You can use these cluster groups to launch instances on a cluster member that belongs to a subset of all available members.
For example, you could create a cluster group for all members that have a GPU and then launch all instances that require a GPU on this cluster group.

By default, all cluster members belong to the `default` group.

See {ref}`howto-cluster-groups` and {ref}`cluster-target-instance` for more information.

(clustering-assignment)=
## Automatic assignment of instances

In a cluster setup, each instance lives on one of the cluster members.
When you launch an instance, you can target it to a specific cluster member, to a cluster group or have LXD automatically assign it to a cluster member.

By default, the automatic assignment picks the cluster member that has the lowest number of instances.
If several members have the same amount of instances, one of the members is chosen at random.

However, you can control this behavior with the [`scheduler.instance`](cluster-member-config) configuration option:

- If `scheduler.instance` is set to `all` for a cluster member, this cluster member is selected for an instance if:

   - The instance is created without `--target` and the cluster member has the lowest number of instances.
   - The instance is targeted to live on this cluster member.
   - The instance is targeted to live on a member of a cluster group that the cluster member is a part of, and the cluster member has the lowest number of instances compared to the other members of the cluster group.

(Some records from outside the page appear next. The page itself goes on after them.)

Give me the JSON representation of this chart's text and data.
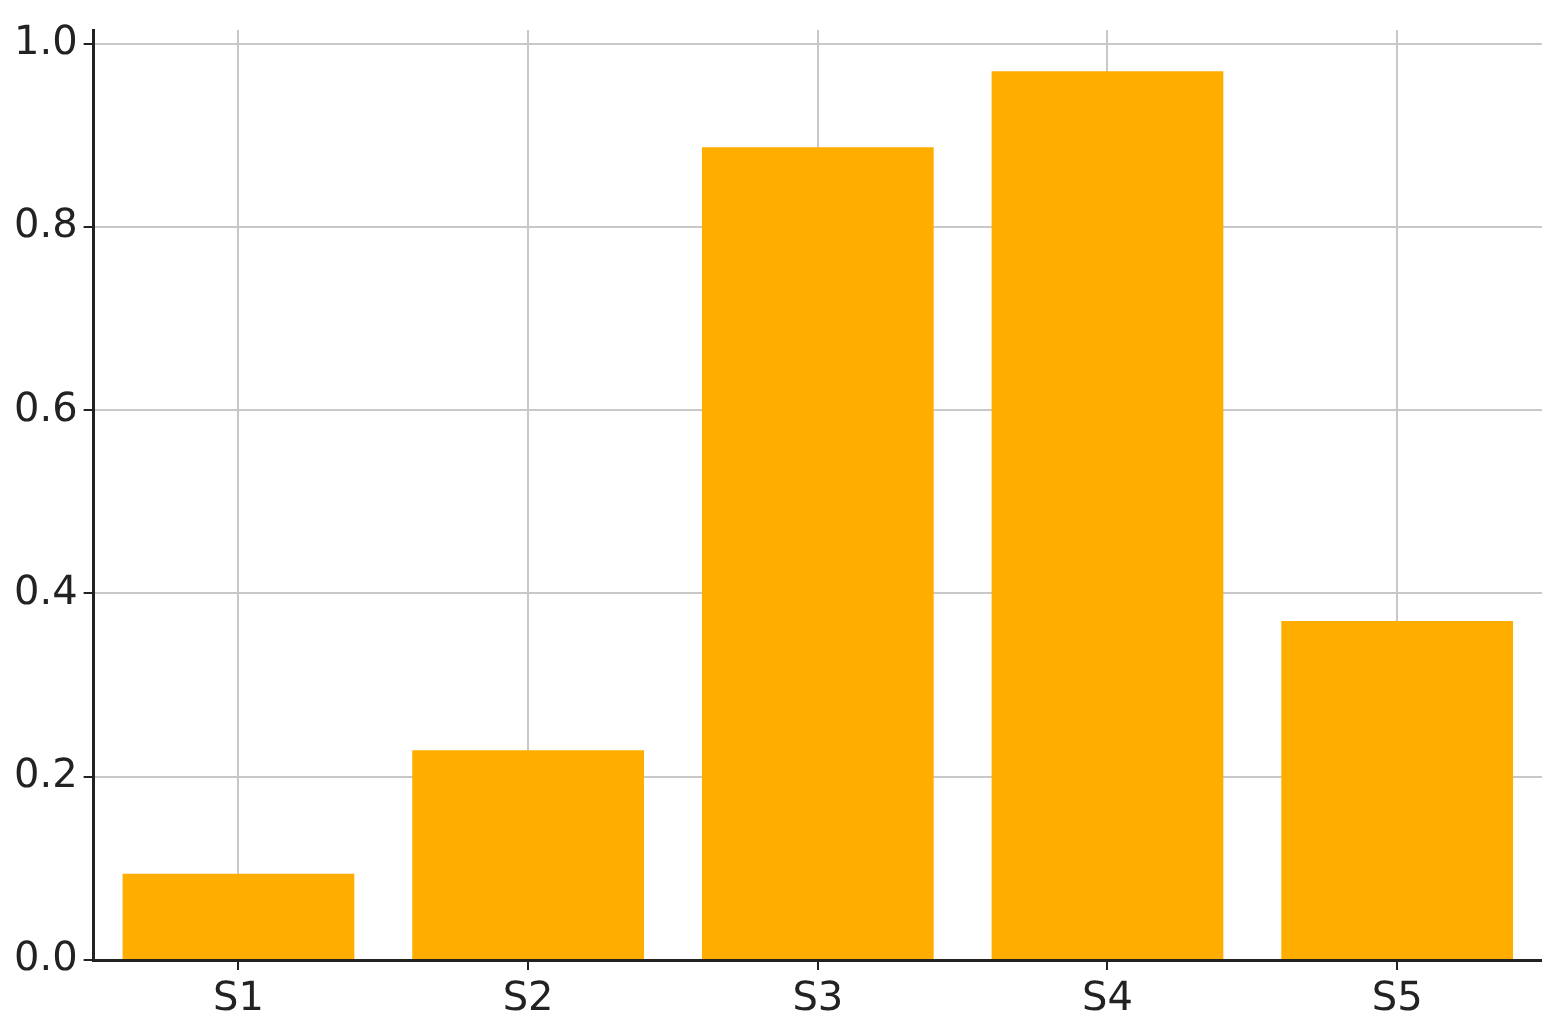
{
  "chart_data": {
    "type": "bar",
    "categories": [
      "S1",
      "S2",
      "S3",
      "S4",
      "S5"
    ],
    "values": [
      0.094,
      0.229,
      0.887,
      0.97,
      0.37
    ],
    "color": "#ffae00",
    "ylim": [
      0,
      1.015
    ],
    "yticks": [
      {
        "value": 0,
        "label": "0.0"
      },
      {
        "value": 0.2,
        "label": "0.2"
      },
      {
        "value": 0.4,
        "label": "0.4"
      },
      {
        "value": 0.6,
        "label": "0.6"
      },
      {
        "value": 0.8,
        "label": "0.8"
      },
      {
        "value": 1,
        "label": "1.0"
      }
    ],
    "grid": true
  }
}
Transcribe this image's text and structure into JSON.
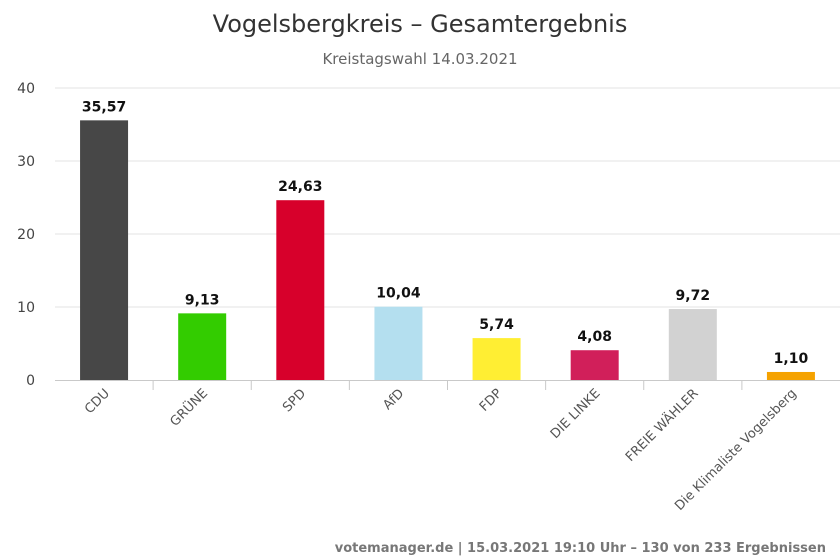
{
  "chart_data": {
    "type": "bar",
    "title": "Vogelsbergkreis – Gesamtergebnis",
    "subtitle": "Kreistagswahl 14.03.2021",
    "xlabel": "",
    "ylabel": "",
    "ylim": [
      0,
      40
    ],
    "yticks": [
      0,
      10,
      20,
      30,
      40
    ],
    "grid": true,
    "legend": "none",
    "categories": [
      "CDU",
      "GRÜNE",
      "SPD",
      "AfD",
      "FDP",
      "DIE LINKE",
      "FREIE WÄHLER",
      "Die Klimaliste Vogelsberg"
    ],
    "values": [
      35.57,
      9.13,
      24.63,
      10.04,
      5.74,
      4.08,
      9.72,
      1.1
    ],
    "value_labels": [
      "35,57",
      "9,13",
      "24,63",
      "10,04",
      "5,74",
      "4,08",
      "9,72",
      "1,10"
    ],
    "colors": [
      "#474747",
      "#33cc00",
      "#d7002b",
      "#b4dfef",
      "#ffee33",
      "#d11f5a",
      "#d2d2d2",
      "#f5a200"
    ]
  },
  "footer": "votemanager.de | 15.03.2021 19:10 Uhr – 130 von 233 Ergebnissen"
}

- If `scheduler.instance` is set to `manual` for a cluster member, this cluster member is selected for an instance if:

   - The instance is targeted to live on this cluster member.

- If `scheduler.instance` is set to `group` for a cluster member, this cluster member is selected for an instance if:

   - The instance is targeted to live on this cluster member.
   - The instance is targeted to live on a member of a cluster group that the cluster member is a part of, and the cluster member has the lowest number of instances compared to the other members of the cluster group.